Installation¶

Requirements¶

Python >= 3.10
PyTorch >= 2.4 with CUDA support
NVIDIA GPU (Ampere or newer recommended)
CUDA toolkit (nvcc) matching your PyTorch CUDA version
ninja (for C++/CUDA JIT compilation)

Install from source¶

# 1. Install PyTorch for your CUDA version (example: CUDA 12.8)
export CUDA=cu128
pip install torch torchvision --index-url https://download.pytorch.org/whl/${CUDA}

# 2. Install build dependencies
pip install build ninja

# 3. Install WarpConvNet and its dependencies
pip install cupy-cuda12x
pip install git+https://github.com/rusty1s/pytorch_scatter.git
pip install flash-attn --no-build-isolation
pip install .

CUDA version string

The cu128 version string follows PyTorch's convention: cu + major + minor digits without a dot.

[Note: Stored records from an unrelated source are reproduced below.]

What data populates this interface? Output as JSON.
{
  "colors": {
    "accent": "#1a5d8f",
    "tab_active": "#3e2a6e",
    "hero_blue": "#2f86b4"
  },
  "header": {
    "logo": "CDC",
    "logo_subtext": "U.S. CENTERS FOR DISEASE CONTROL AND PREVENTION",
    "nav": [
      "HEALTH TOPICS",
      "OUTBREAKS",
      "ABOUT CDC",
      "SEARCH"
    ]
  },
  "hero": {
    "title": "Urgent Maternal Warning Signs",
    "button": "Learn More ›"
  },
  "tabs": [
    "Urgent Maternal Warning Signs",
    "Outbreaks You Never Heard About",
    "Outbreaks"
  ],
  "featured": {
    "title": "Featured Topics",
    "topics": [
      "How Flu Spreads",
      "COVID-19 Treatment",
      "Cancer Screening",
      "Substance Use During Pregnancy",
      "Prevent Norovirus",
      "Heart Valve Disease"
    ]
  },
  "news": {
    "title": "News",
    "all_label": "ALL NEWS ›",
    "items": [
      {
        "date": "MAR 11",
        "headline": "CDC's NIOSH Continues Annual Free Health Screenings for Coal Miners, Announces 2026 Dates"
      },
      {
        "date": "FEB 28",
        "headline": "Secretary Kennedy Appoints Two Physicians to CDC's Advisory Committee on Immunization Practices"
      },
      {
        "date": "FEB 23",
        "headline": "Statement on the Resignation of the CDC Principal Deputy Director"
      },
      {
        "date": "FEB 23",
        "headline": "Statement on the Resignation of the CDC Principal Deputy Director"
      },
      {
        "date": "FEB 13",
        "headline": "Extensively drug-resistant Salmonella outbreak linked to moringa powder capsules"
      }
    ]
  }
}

For example, CUDA 12.1 → cu121, CUDA 12.8 → cu128. Check pytorch.org for available versions.

Verify the installation¶

python -c "import warpconvnet; print('WarpConvNet installed successfully')"

Optional: model extras¶

To run the ScanNet example and other model-training scripts, install with the models extra:

pip install ".[models]"

Compilation from source¶

For detailed compilation instructions — including GPU architecture targeting, the SETUPTOOLS_SCM_PRETEND_VERSION workaround for detached HEAD / shallow clones, and build_ext for development iteration — see the Compilation Guide.

Troubleshooting¶

cuBLAS fp16 correctness issue¶

Some versions of nvidia-cublas-cu12 shipped with PyTorch produce incorrect results for fp16/bf16 matrix multiplications. WarpConvNet prints a warning at import time if this affects your environment. See the Troubleshooting guide for details and fixes.